|Kennys Vargas, courtesy of Scott Blanchette|
After a brief adjustment period, Vargas seems to have figured out AA hitting. He boasts an impressive .304/.380/.528 line (a .908 OPS), with 7 home runs, 7 doubles and 22 RBIs in 142 plate appearances. More importantly, though, he has 23 strikeouts and 15 walks. Last season, Vargas struck out 105 times in 520 plate appearances (a 20.2 strikeout percentage). This season, the 23 Ks in 142 plate appearances constitute a 16.2 strikeout percentage. Yes, we are still in the part of the season where some may attribute this to a small sample size -- and perhaps that's somewhat warranted -- but Vargas' decreasing strikeouts are noteworthy. Over his last 10 games -- to make that sample size even smaller -- I calculate a 13.6 strikeout percentage. Vargas' walk rate -- 10.6% this season -- is up just a tic from last season (9.6%). Long story short, Vargas is putting more balls in play because he's striking out less often, while walking at roughly the same pace. As Brad Steil, Twins' Director of Minor League Operations recently said -- with the requisite Twins modesty -- "Vargas has come on the last couple weeks."
And those balls in play -- well, let's just say that Vargas' power tool is well defined. One thing that impresses me about Vargas is that he can hold his own from the both sides of the plate. This season, for example, he has 4 doubles and 2 homers from the right side of the plate (43 at-bats), coupled with 3 doubles and 5 homers from the left side (82 at-bats). So often, switch hitters are much, much better from one side, and merely adequate from their less dominant side. Can Vargas eventually bring to the Twins a power threat from both sides of the plate? If that's Vargas' ceiling, count me as a fan.

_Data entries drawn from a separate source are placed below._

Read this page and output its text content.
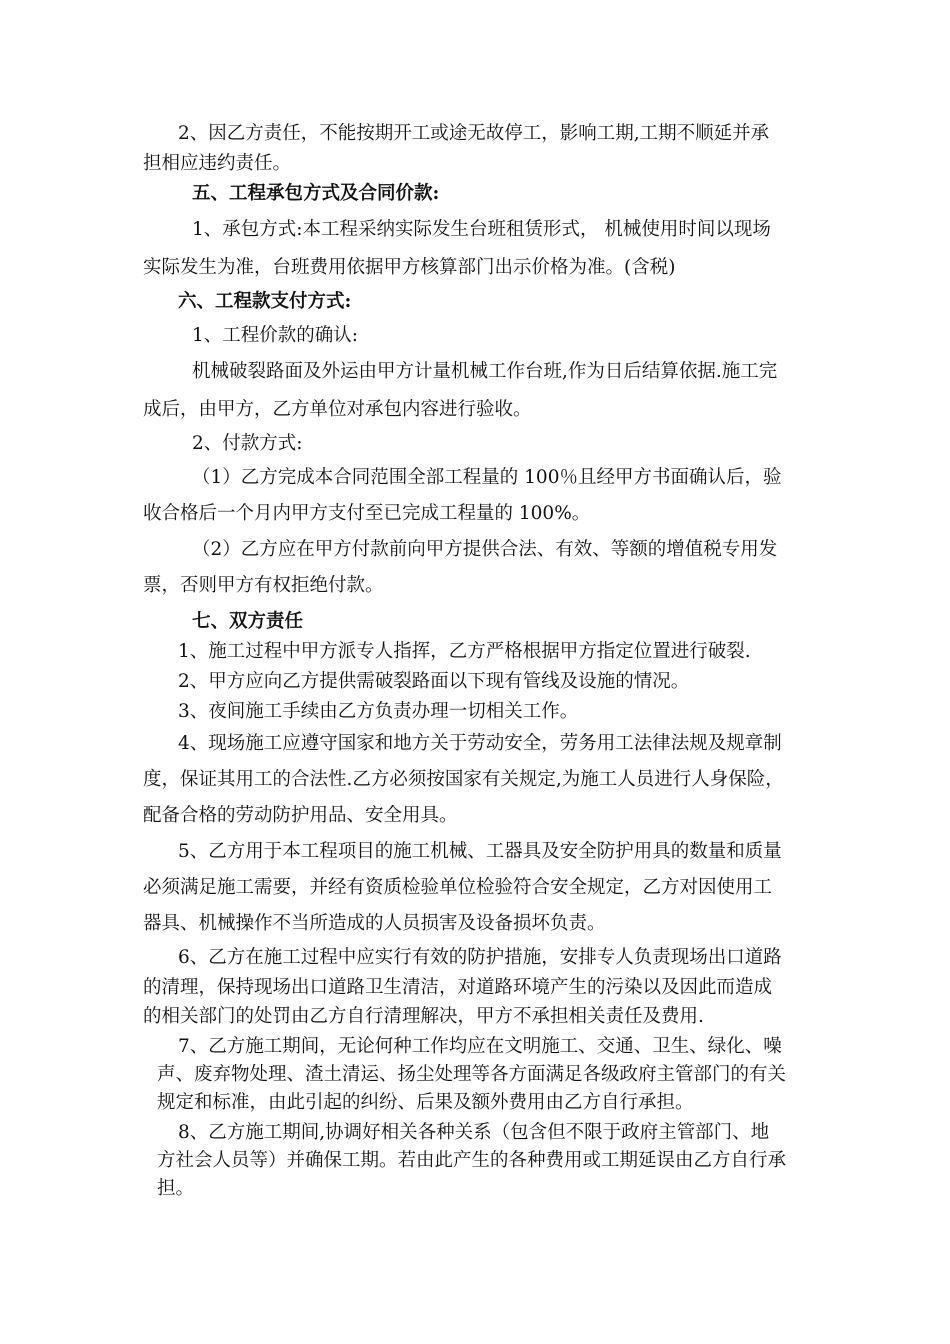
2、因乙方责任，不能按期开工或途无故停工，影响工期,工期不顺延并承
担相应违约责任。
五、工程承包方式及合同价款:
1、承包方式:本工程采纳实际发生台班租赁形式， 机械使用时间以现场
实际发生为准，台班费用依据甲方核算部门出示价格为准。(含税)
六、工程款支付方式:
1、工程价款的确认:
机械破裂路面及外运由甲方计量机械工作台班,作为日后结算依据.施工完
成后，由甲方，乙方单位对承包内容进行验收。
2、付款方式:
（1）乙方完成本合同范围全部工程量的 100％且经甲方书面确认后，验
收合格后一个月内甲方支付至已完成工程量的 100%。
（2）乙方应在甲方付款前向甲方提供合法、有效、等额的增值税专用发
票，否则甲方有权拒绝付款。
七、双方责任
1、施工过程中甲方派专人指挥，乙方严格根据甲方指定位置进行破裂.
2、甲方应向乙方提供需破裂路面以下现有管线及设施的情况。
3、夜间施工手续由乙方负责办理一切相关工作。
4、现场施工应遵守国家和地方关于劳动安全，劳务用工法律法规及规章制
度，保证其用工的合法性.乙方必须按国家有关规定,为施工人员进行人身保险，
配备合格的劳动防护用品、安全用具。
5、乙方用于本工程项目的施工机械、工器具及安全防护用具的数量和质量
必须满足施工需要，并经有资质检验单位检验符合安全规定，乙方对因使用工
器具、机械操作不当所造成的人员损害及设备损坏负责。
6、乙方在施工过程中应实行有效的防护措施，安排专人负责现场出口道路
的清理，保持现场出口道路卫生清洁，对道路环境产生的污染以及因此而造成
的相关部门的处罚由乙方自行清理解决，甲方不承担相关责任及费用.
7、乙方施工期间，无论何种工作均应在文明施工、交通、卫生、绿化、噪
声、废弃物处理、渣土清运、扬尘处理等各方面满足各级政府主管部门的有关
规定和标准，由此引起的纠纷、后果及额外费用由乙方自行承担。
8、乙方施工期间,协调好相关各种关系（包含但不限于政府主管部门、地
方社会人员等）并确保工期。若由此产生的各种费用或工期延误由乙方自行承
担。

What impresses me most about Vargas' production this season is that he's doing it in a lineup that's largely barren of threats. Yes, Reynaldo Rodriguez, Danny Ortiz, Nate Hanson and Matt Koch have been dependable, but for other portions of his career, Vargas has batted in the same lineup with the likes of Miguel Sano, Byron Buxton and Eddie Rosario. In other words, he's missing another power threat, and guys with elite on-base and hitting skills. So what Vargas has done thus far in 2014, he's doing without tons of assistance. Vargas will likely play all of 2014 in New Britain. I'm excited to see what happens in a few weeks when Buxton joins the team, and then a little later, when Rosario is eligible to play. What has been a somewhat drab lineup suddenly will become exciting again. And I believe that there's tremendous value to having those 3 key players hit in the same lineup together in the minors.
A few things to keep an eye on this season for Vargas: Can he keep those strikeouts down? A change in the right direction of 4-5 percent is huge. Can he keep that average near .300? 2013 was his first season since 2009 where he batted under .300 -- .267, in fact. Finally, can he demonstrate the ability to hit good pitching from both sides of the plate?
Time will tell, but 2014 has been encouraging thus far for Vargas.